In a way, cruise ships are a little like Disneyland for adults:   a fantasy world full of guilty pleasures.  


Or there's always the tour bus alternative.









Saturday, August 30, 2014

Gift Books

                                                                       



Do you give books as gifts?  This post on The Passive Voice estimates that 9 million fewer  books were given as gifts in 2013 in the U.K.   Did you receive a  book as a gift last year?  In the past, I would buy books for my children to give as birthday presents when invited to a friend's birthday party.   This would inevitably be over their objections as they were of the firm belief that the latest plastic action hero figure was infinitely preferable.  I would expound on the virtues of books, not to mention their longevity but I have doubts as to my persuasive powers.   Usually, I would let them choose a second gift; children's books were $5 or less in those days.

Gift cards to large chain bookstores like Chapters are popular choices for thank you gifts and honorariums for guest speakers or workshop facilitators when a Starbucks card was deemed 'not enough'.  At least  recipients could make their own choice and these days large books stores have many non-book items for sale including cosmetics and towels.

I would hesitate to rely on the bestseller list in choosing a gift book.  Have a look at the current top ten and consider whether one would fit your gift giving objectives.   You might offend someone.   The recipient might wonder whether you were sending a subliminal message with your choice.

Many people have e-readers and might not be happy to receive a physical book after they spent several painful afternoons purging their collection.   A paperback book seems insubstantial somehow;  a throwaway item and hardcover books are usually more than $30.00.   If it is a reference book or something that will be re-read annually the money would be well spent but for a one-time read that may not even be finished, perhaps not.

Wednesday, August 27, 2014

Staying Connected







Nowadays, staying connected usually implies by means of cell phone, e-mail, Skype, Face Time, Facebook or some other invention of the Internet age.  Not so long ago handwritten letters were the norm, with telegrams reserved for emergencies.  No one wanted to get one of those.

When was the last time you wrote or received a handwritten letter from a friend or relative?  Can't remember?   Me neither.   That's probably why I'm not in a hurry to go to  our mailbox. Mostly bills.  But a letter, written a hundred or two hundred years ago, kept a tenuous link alive in an era when travel across oceans or continents took weeks or months.  I've read some interesting vignettes on this topic over the years that have stayed with me.   It was the custom in the past the write letters in a small horizontal script with lines closely spaced.   Sent infrequently, it was necessary to include as much information as possible to the loved one.

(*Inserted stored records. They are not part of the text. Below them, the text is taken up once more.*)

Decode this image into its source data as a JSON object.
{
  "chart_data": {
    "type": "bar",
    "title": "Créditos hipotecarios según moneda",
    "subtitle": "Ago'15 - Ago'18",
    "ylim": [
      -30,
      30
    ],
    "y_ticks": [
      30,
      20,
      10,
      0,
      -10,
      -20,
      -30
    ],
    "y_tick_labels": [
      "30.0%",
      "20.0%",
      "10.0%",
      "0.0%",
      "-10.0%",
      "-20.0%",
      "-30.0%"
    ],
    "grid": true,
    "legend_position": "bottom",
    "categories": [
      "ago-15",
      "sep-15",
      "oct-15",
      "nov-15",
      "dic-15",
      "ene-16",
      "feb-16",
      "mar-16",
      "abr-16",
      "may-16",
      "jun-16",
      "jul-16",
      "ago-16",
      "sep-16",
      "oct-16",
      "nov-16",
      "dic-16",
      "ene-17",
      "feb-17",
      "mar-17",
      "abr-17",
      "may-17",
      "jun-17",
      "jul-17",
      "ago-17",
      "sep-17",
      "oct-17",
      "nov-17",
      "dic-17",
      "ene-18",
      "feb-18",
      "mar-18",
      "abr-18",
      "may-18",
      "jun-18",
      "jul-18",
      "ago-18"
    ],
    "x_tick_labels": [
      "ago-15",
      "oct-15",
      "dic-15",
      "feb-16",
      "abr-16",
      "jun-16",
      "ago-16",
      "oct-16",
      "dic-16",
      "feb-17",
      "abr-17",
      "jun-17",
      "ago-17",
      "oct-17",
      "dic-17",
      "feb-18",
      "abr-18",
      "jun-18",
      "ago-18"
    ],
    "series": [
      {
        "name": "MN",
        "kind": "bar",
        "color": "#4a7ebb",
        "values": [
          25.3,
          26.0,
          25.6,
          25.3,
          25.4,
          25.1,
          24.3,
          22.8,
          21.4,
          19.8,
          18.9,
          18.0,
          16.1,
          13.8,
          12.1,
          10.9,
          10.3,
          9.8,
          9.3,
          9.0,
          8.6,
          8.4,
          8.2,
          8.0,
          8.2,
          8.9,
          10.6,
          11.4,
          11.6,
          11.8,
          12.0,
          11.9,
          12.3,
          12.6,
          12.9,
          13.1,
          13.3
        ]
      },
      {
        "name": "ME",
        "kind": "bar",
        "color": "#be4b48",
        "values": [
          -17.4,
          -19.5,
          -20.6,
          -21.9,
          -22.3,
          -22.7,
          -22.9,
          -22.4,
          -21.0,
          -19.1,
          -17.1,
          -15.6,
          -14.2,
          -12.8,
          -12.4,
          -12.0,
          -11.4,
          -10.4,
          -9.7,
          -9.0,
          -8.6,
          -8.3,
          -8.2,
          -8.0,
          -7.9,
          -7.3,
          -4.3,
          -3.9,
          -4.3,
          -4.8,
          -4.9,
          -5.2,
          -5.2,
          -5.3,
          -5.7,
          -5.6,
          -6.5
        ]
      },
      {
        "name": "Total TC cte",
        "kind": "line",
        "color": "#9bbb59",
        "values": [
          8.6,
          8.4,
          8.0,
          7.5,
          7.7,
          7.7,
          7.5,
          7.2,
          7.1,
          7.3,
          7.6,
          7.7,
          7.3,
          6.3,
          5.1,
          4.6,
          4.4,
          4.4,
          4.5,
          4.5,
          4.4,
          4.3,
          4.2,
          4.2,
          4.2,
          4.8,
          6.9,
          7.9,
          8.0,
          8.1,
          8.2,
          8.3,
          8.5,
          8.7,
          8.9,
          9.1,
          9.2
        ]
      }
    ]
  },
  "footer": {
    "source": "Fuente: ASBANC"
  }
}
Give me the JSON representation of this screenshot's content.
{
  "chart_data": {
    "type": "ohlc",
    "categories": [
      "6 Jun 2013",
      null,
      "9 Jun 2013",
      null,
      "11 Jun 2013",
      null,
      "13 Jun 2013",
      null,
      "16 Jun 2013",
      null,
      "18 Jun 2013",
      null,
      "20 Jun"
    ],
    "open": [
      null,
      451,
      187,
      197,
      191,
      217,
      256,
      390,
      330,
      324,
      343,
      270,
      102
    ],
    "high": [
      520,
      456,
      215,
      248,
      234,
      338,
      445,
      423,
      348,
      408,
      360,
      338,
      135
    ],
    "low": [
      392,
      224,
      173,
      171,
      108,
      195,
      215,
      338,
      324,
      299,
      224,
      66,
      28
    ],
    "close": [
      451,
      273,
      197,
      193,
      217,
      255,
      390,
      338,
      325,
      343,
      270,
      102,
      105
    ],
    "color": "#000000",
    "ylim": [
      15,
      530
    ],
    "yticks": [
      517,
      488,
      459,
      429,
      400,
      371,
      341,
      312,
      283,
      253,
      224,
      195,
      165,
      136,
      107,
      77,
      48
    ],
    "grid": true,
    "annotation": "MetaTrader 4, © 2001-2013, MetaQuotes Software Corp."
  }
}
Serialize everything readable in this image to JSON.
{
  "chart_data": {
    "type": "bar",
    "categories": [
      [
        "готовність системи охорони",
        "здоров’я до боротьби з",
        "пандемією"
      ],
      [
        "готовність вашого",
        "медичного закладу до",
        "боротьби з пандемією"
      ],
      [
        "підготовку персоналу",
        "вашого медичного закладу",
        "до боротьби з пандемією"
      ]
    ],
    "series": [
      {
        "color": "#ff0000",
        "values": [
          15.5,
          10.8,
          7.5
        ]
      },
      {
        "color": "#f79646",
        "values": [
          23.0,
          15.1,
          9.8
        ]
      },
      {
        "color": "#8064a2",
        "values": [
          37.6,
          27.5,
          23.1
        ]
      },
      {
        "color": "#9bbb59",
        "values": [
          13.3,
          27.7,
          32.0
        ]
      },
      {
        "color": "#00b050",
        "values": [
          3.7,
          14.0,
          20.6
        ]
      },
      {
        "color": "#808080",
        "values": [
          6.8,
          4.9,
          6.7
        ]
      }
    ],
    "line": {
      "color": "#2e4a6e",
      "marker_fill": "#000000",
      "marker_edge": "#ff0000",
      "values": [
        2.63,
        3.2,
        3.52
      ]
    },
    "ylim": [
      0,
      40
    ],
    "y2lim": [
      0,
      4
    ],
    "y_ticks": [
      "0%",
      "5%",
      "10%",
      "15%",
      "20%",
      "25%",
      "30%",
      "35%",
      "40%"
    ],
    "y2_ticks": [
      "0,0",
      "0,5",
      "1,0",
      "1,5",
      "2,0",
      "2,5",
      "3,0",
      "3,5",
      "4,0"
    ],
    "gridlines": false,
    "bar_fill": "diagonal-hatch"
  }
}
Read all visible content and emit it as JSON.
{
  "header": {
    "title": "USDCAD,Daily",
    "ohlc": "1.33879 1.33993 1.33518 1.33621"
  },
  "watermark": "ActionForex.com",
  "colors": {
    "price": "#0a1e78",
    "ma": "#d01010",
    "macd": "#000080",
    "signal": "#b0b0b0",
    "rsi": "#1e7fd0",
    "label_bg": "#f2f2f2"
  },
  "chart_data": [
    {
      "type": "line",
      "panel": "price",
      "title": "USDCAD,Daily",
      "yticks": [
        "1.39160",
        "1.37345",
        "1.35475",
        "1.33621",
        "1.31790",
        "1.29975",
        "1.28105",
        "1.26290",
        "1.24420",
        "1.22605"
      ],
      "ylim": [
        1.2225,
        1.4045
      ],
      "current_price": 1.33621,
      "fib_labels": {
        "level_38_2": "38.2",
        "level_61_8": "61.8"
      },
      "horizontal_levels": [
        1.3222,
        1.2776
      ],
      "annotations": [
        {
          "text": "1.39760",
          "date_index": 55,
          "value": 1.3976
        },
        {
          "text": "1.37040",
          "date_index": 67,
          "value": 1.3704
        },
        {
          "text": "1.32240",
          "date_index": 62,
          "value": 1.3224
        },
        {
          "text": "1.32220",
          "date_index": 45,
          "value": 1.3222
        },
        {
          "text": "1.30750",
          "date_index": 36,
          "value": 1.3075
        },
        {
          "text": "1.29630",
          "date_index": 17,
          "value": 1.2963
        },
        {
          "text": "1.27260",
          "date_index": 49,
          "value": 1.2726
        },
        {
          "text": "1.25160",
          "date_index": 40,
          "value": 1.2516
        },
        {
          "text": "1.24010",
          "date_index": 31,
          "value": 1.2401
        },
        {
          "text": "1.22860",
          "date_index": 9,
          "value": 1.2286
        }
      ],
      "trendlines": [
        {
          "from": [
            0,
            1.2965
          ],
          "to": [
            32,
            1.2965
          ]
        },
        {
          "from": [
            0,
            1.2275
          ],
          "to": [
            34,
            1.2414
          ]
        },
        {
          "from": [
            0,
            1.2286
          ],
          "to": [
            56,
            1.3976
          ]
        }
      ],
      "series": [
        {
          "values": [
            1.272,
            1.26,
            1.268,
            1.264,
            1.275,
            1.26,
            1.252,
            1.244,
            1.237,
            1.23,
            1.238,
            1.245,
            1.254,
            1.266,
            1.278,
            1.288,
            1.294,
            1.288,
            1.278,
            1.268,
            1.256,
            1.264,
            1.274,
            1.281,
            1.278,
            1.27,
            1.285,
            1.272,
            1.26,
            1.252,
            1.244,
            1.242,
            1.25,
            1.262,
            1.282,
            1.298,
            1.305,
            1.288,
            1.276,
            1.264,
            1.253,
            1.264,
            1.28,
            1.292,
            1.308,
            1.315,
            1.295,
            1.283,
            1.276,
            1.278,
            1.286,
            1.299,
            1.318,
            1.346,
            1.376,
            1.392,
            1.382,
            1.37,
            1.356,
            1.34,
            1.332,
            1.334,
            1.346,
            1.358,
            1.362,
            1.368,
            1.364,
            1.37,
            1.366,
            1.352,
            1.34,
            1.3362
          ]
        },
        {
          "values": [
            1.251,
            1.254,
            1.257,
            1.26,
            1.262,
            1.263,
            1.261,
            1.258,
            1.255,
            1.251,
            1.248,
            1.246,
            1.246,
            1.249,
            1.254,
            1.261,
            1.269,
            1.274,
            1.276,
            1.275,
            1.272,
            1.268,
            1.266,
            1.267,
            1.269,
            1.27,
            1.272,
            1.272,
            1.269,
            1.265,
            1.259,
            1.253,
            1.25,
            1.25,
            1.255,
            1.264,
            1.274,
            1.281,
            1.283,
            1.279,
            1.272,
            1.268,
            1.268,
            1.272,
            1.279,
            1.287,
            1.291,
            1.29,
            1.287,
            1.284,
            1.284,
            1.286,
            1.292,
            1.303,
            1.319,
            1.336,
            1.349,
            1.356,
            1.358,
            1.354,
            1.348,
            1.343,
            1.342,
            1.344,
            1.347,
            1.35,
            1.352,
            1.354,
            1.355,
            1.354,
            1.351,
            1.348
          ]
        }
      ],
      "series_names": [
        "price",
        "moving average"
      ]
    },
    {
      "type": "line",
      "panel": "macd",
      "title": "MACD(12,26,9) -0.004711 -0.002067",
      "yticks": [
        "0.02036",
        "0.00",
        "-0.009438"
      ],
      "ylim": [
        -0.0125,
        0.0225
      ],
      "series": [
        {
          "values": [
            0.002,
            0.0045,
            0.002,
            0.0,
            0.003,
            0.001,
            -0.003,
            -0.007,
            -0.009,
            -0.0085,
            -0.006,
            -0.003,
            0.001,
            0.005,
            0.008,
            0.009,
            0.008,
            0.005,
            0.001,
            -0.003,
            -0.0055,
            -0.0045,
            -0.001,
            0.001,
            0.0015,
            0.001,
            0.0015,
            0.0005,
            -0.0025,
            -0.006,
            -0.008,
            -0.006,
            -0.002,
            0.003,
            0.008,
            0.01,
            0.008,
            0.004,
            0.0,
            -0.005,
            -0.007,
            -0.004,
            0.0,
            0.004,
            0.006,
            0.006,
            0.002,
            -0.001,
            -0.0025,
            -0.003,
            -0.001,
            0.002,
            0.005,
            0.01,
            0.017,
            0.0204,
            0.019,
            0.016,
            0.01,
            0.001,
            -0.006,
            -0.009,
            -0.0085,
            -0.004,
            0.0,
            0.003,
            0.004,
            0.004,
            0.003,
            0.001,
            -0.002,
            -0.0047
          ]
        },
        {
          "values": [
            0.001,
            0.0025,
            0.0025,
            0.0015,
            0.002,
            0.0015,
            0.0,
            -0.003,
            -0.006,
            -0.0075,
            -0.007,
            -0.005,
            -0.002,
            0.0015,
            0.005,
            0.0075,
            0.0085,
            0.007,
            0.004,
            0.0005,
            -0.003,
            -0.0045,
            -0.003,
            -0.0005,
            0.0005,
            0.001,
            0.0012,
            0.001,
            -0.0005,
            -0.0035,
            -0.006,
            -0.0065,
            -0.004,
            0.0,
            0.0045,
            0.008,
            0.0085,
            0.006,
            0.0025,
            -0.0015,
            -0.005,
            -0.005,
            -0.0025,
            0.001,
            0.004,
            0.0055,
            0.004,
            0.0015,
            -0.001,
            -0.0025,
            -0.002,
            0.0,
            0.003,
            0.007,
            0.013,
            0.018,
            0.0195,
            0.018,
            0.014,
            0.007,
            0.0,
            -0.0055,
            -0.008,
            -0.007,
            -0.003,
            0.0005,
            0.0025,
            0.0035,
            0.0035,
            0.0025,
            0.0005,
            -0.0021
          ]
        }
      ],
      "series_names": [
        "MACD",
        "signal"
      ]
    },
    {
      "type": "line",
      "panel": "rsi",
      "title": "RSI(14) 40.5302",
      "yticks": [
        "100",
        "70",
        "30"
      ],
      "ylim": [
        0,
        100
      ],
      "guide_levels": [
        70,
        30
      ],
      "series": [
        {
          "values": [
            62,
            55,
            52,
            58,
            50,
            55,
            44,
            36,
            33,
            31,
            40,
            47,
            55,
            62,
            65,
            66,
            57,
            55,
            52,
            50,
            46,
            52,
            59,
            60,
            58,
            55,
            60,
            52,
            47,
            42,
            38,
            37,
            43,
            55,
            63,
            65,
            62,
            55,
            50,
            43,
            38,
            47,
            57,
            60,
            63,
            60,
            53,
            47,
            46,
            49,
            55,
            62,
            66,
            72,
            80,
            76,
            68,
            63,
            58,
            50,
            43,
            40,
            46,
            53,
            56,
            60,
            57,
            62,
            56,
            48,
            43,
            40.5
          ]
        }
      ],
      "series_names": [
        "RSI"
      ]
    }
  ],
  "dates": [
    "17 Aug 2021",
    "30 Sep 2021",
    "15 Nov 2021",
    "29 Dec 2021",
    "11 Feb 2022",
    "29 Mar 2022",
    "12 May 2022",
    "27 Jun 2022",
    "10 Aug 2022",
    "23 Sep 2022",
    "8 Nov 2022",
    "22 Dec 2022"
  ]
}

After filling both sides of the page with text, the writer turned the paper and continued writing horizontally over the previous words.   Every scrap of space counted.

I've also read of another custom of considerably less volubility at a time when the recipient of the letter paid the postage, not the sender.   The impoverished settler would go to the local post office or greet the mail carrier at the  front door of the one room sod house.   Practice required that the addressee  be allowed to hold and look at the letter before deciding to pay the prescribed fee - one cent - to gain permanent possession.   In the tale, an  explanation was offered  for declining the letter:  The letter was from his sister as could be seen from the return address which also confirmed she was still living at the same location.   The fact that she was writing a letter in a clear hand showed that she was alive and well.   That was all her brother needed to know and in fact the envelope was empty.  I suppose a penny was a lot to pay.  

At least there was still a connection.